A second type of success is to make a living as an artist where your craftsmanship is an important part of your appeal: this includes painters of portraits, beautiful still-lifes, lovely figurative work, and engaging abstractions.  This road is easier to travel, but it requires more than just skill and insight.  I am reminded of the story of Mondrian who, in 1921, found that his customers were not so interested in his current work as they were in his innovative art from 1919.  To make a living, he reputedly started to “forge” works from 1919 so that he could make a living.  The danger, thus, from this second type of success is that the temptation of money leads you away from your inspiration and your natural development.  Fortunately, there are lots of easier ways to make money than making art and I found one of these.

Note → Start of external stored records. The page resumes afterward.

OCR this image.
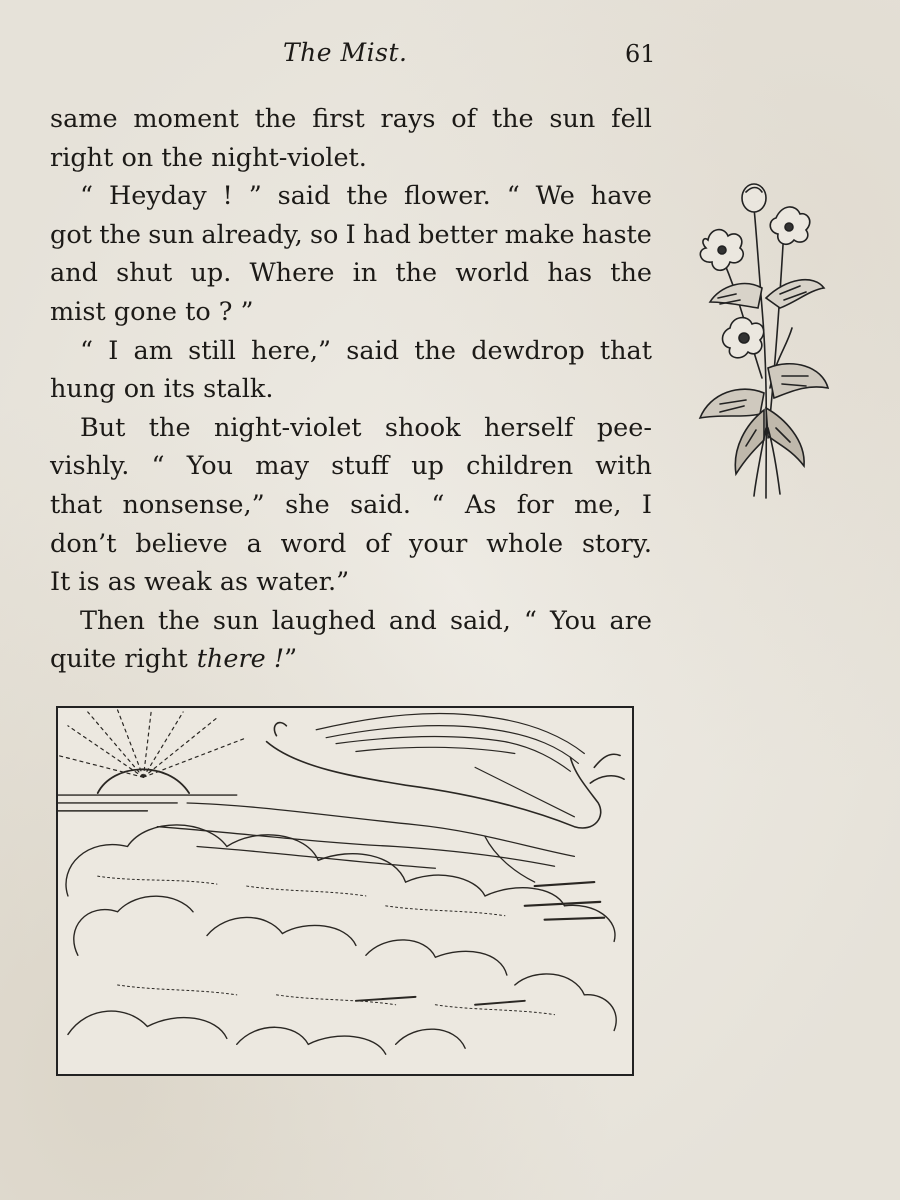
The Mist.	61
same moment the first rays of the sun fell
right on the night-violet.
“ Heyday ! ” said the flower. “ We have
got the sun already, so I had better make haste
and shut up. Where in the world has the
mist gone to ? ”
“ I am still here,” said the dewdrop that
hung on its stalk.
But the night-violet shook herself pee-
vishly. “ You may stuff up children with
that nonsense,” she said. “ As for me, I
don’t believe a word of your whole story.
It is as weak as water.”
Then the sun laughed and said, “ You are
quite right there ! ”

Like the country fellow who said that behind every successful farmer is someone who has a job in town, generally behind every successful artist is a paying job.

Fool
(click to view)

A third type of success is to enjoy the art making process, the excitement of visual translation from thought to substance, the satisfaction of execution, the surprise of the almost-intended result.  You do see better if you have to paint it.  Colors are more interesting, shapes and textures become visual questions, and the shape of a mouth speaks volumes.  In this area, I have found success.

What techniques work to ensure that you make time for your art?

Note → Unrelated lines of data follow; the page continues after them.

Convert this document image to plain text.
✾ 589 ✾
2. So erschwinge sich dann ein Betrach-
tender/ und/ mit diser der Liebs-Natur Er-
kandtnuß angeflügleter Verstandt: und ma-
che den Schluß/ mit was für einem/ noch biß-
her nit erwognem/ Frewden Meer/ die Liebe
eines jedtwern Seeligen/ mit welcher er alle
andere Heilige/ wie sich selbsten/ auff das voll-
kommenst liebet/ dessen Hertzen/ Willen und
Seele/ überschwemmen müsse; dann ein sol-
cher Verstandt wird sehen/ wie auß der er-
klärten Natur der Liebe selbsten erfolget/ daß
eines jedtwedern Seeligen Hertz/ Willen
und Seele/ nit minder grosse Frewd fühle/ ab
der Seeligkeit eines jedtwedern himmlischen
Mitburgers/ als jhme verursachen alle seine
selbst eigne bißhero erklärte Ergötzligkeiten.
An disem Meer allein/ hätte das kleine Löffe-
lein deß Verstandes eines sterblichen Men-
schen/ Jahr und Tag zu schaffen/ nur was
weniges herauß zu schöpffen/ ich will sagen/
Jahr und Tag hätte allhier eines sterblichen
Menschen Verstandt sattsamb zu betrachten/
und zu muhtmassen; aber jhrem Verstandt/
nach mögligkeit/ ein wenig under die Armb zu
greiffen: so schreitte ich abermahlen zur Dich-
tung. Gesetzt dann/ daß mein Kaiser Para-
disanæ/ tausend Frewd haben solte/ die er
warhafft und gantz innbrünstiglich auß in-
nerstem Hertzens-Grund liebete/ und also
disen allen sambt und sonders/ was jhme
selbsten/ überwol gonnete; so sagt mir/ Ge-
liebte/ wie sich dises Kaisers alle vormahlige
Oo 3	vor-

Although there isn’t much money in displaying work in shows, I am a strong believer in having shows.  This just emphasizes the idea that having a deadline and making assessments about the quality of your work, its progress and your pace of production.  The success of a show is not the sales, the write-ups or the public approval as much as it is producing the work and exposing it as a group to others.  Nothing focuses me on completing works as an approaching show deadline;  whether it be a show in a church, a bookstore or some place more prestigious.  For a while, I would travel to show my works, but I began to realize that the opinions that I cared most for were those of the people in my own community.

The Face of July 13th, 2018
(click to view)

What mediums and genres have you experimented with? 


With respect to painting genres, I have to to focus.  I would like to reliably create an interesting painting from an everyday scene, an atmosphere of intent from a simple still-life and an extraordinary portrait of an ordinary face.  This past year or so, for example, I have been working on how to get a likeness in a portrait.  Following Carol Marine’s suggestions, I have made dozens of small portraits, although, oddly, half the sitters don’t recognize themselves.   Figure studies are also on my to-do list.  All of these have been in oil or watercolor, but I also like doing digital works.

Twenty years ago, I started writing software programs that would combine drawings and colors into portraits.  These have been fun to do and I have continued making portraits using different kinds of drawings, some of my own, and some taken from nineteenth century technical books.  Although the software method for making art is indirect, the results require a procedure of experiment and evaluation, something like that of print making.

Untitled

How do you make time for art?

Carol Marine’s book on Daily Painting was an inspiration to me and helps me realize that every small painting would lead to improvements more rapidly than larger, less frequent paintings.  So four years ago, I made a habit of doing a small painting before work each morning.  This has proved a success since it is early in the day and the storm clouds of the urgent have yet to interfere with the parade of the important.

Thanks, Blake!

© 2018 Sophie Marine

1 comment:

  1. Very cool interview. I don't have my 1000 (and somehow I have the mistaken idea it was 500) and I love the analogy of the storm clouds of the urgent vs the parade of the important. Thanks for the excellent read and continued success to you.